My current work does not touch any HLS. I am doing the VHDL stuff. But I know the algorithms all started from SW first. It always does. For the bulk of the work, verification, it is somewhat irrelevant whether it is manually converted to RTL or done via tools.

1 comments

rthomas6 3288 days ago

Another HW FPGA guy here. Albeit one who has never used HLS. My concern with the whole idea of HLS is that it fails to take advantage of the parallelization capability of FPGAs, which in my opinion is one of the main reasons to use an FPGA in the first place. It sounds great for designs that are linear in nature, that is, putting data through a bunch of sequential processing blocks and then outputting some result. But for most of those cases, why not just use a processor + DSP SoC? Or even something like a Zynq? It will probably be faster.

Seeing how FPGAs do not operate in a linear way the way that software does on a processor, why are we trying to make them work that way? It would make more sense to me to design a high-level synthesis language with a paradigm that is also not imperative: functional programming. Like, for example, how would this kind of C code even be synthesized in hardware?:

  A = 5;
  B_out = A + 3;
  A = 6;
  C_out = A;

"A" is used as two different things, which is totally fine when the code is run sequentially, which must be what is happening when code like this is synthesized, but that's wasteful on an FPGA, because B_out and C_out don't actually have dependence on each other and could be computed concurrently, which is what would happen if we used VHDL to do something similar. We need a high-level synthesis language that describes a system which solves the algorithm we want, the same way VHDL does, except with more abstraction capabilities. In my opinion this could be a functional language.

gluggymug 3288 days ago

I agree about the parallelism but you have to understand the design methodology.

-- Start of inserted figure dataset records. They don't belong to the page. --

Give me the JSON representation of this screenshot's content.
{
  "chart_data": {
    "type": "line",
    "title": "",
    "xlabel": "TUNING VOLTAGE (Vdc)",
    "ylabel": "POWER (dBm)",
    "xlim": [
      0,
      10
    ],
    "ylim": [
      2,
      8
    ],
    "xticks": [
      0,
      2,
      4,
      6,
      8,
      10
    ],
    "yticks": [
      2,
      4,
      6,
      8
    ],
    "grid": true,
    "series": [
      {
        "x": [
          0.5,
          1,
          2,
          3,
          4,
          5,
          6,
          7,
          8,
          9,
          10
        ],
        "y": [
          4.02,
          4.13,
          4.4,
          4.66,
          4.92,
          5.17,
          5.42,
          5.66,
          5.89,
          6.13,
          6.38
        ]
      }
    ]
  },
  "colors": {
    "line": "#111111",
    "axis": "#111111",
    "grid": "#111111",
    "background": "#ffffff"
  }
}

Your example is somewhat pointless. The code is written to create the HW not the other way around. I can't feed it just any crap.

You want parallelism you have to code it.

Zynq would actually be what I use! You start with SW. The ARM core is not that quick. You will use the FPGA to accelerate the tough parts. You may think you will have throughput issues but you have options via the high performance AXI ports. Your FPGA modules access the data in memory via DMAs.

KNOWING what part of the algorithm you need to accelerate actually suits FPGAs, you grab the HLS and start coding.

You have to look at some of the libraries to understand what abstraction level you are working at: https://www.xilinx.com/products/design-tools/vivado/integrat...

Video, matrices, linear algebra, encoders/decoders. Etc. I can string them together in the same way I would string HDL IP.

The advantage is I can run the algorithm in C++ first and test it all, under the assumption that the HLS library has the equivalent HW version for synthesis.

There is still a lot of HW work involved. For instance in your example with A used twice. One module would calculate B_out by reading A prior to changing its value then you would have to start the C_out module. You would need a way to coordinate the two modules to share the same memory at A. But they would be running in parallel, just not started at the same time.